Hazırlanan yemekler, aşıkların kaçak bakışmaları arasında yenmişti. İlerleyen saatle birlikte yatma zamanı geldi. Young Saeng yatak odasında yatmalarını teklif etmiş olmasına rağmen kızlar kanepede yatabilecekleri söyleyerek bu teklifi reddetmişlerdi.

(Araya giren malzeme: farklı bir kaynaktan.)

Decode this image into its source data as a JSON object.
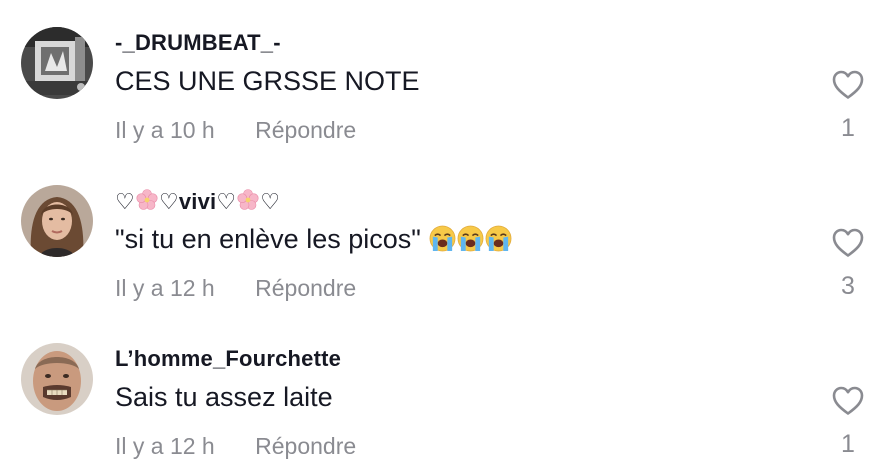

Young Saeng ve Jung Min üst katta bulunan yatak odasına çıkarken kızlarda salondaki kanepeleri kendilerine yatak yapmışlardı. Ancak Cho Hee sevdiği erkeğin evinde olmasının verdiği heyecandan dolayı, Funda ise tüm günü uyuyarak ve yatarak geçirdiği için ikisi de uyuyamamışlardı. Yaklaşık bir saatin ardından Cho Hee Fundanın uyuyup uyumadığını kontrol etmek için ismini fısıldadığında Fundadan gelen cevapla onunda uyumamış olduğunu anladı. Cho Hee “Ben uyuyamıyorum. Onunla aynı evde olduğumu bilmek uykularımı kaçırıyor. Funda, sanki kalbim yerinden çıkacak. Sanırım bugün en mutlu olduğum gün.” Demişti. Funda arkadaşının bu sevimli heyecanını sevecen bir gülümsemeyle paylaşmıştı. Yatağında biraz doğrularak “Onu gerçekten çok seviyor olmasın.” Dedi. Cho Hee’nin mutluluğu yüzünden okunuyordu. Yüzündeki gülümsemeyi engelleyemez bir şekilde Fundanın sorusunu yanıtladı “Ben bu yaşadığım şeyin hayalini ne kadar zamandır kuruyordum biliyor musun? Hayallerimde hep onunla aynı yerde yaşadığımı düşündüm. Gerçi bu bir gecelik bir şey ama olsun. Yinede çok mutluyum.” Diyerek kollarını Fundaya uzatırken mutluluğun verdiği enerjiyi bir nebzede olsa azaltmak için ayaklarıyla yatağında tepindi. Bu hoş konuşmanın ardından Cho Henin önerisiyle film izlemeye karar vermişlerdi. Cho Hee yatağından kalkıp televizyon ünitesinin yanına gidip dolapları biraz karıştırdı ancak film cd lerini bulamamanın hayal kırıklığıyla yatağına geri döndü. Yapacak bir şey bulamayan ikili zor olsa da kendilerini uykunun kollarına bırakırken üst katta duyduklarının etkisiyle vücudunu bir şok dalgası saran Young Saeng ayakta durmak için tırabzanlardan güç almaya çalışıyordu.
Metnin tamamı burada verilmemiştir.